= Patalganga River =

River in India

The Patalganga River (पाताळगंगा नदी) is an Indian river that rises in the steep western scarps of the Matheran uplands where it branches off from the main ridge near Khopoli and maintains a general westward flow till it joins the Dharamtar Creek with a wide estuary. The tail-waters of the Khopoli power project are let into the river near Khopoli in Maharashtra. It comes at foremost in terms of pollution. It is one of the most polluted rivers of Maharashtra, source being from Patalganga MIDC. Industries in Patalganga MIDC include (see the site). These companies contribute polluting the river.
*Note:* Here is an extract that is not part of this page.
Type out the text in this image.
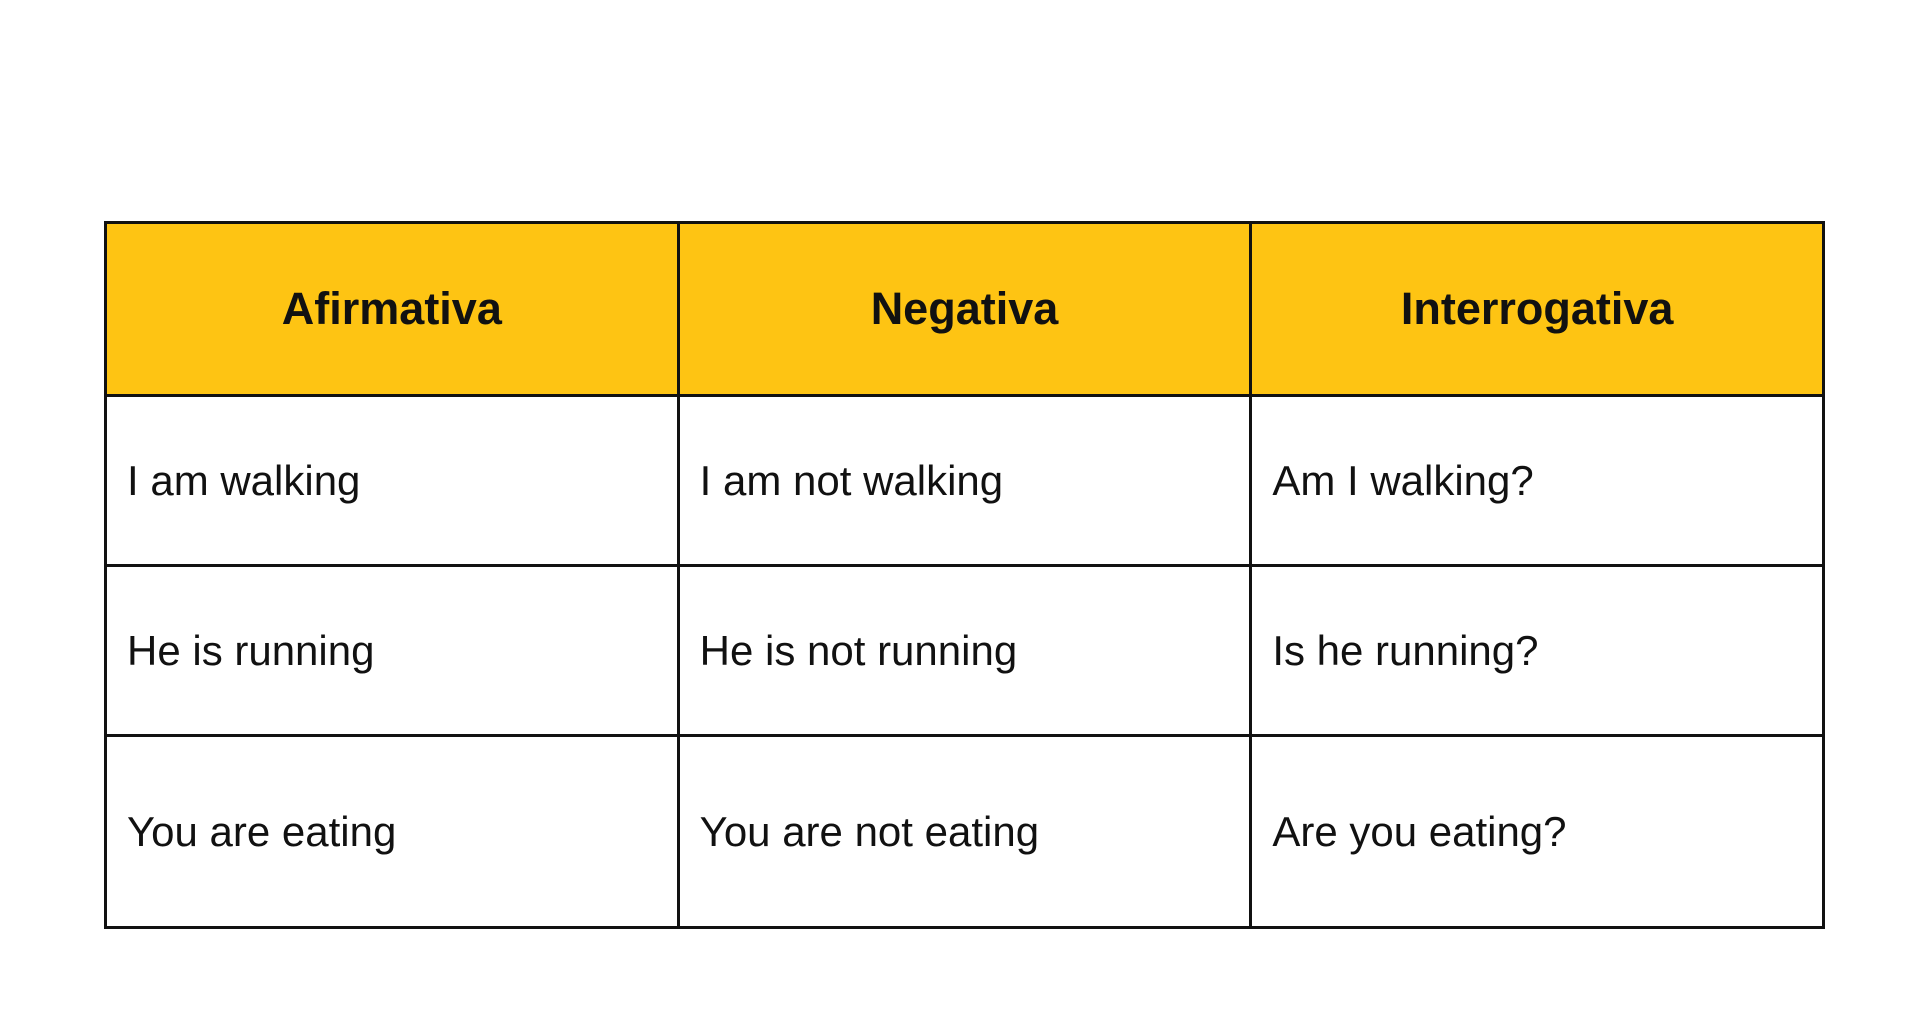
Afirmativa	Negativa	Interrogativa
I am walking	I am not walking	Am I walking?
He is running	He is not running	Is he running?
You are eating	You are not eating	Are you eating?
MPCB provides no proper data regarding water quality which is a point which limits the protests from various NGO's and locals. Nowadays, locals from villages on banks of patalganga river (Turade, Kalivali, Apta, Dushmi, Kharpada, Rave) complain about the poisoning caused by consuming fishes. Biodiversity of the river is under serious threat due to the harmful chemicals from the dyeing, fertilizer, pesticides, insecticides, alkyl amines industries. Effect of pollution on farming: Crops get burnt due to highly acidic pH of water. Flooding during rainy season results in the flushing of agricultural lands downstream with harmful chemicals which makes land unsuitable for cultivation.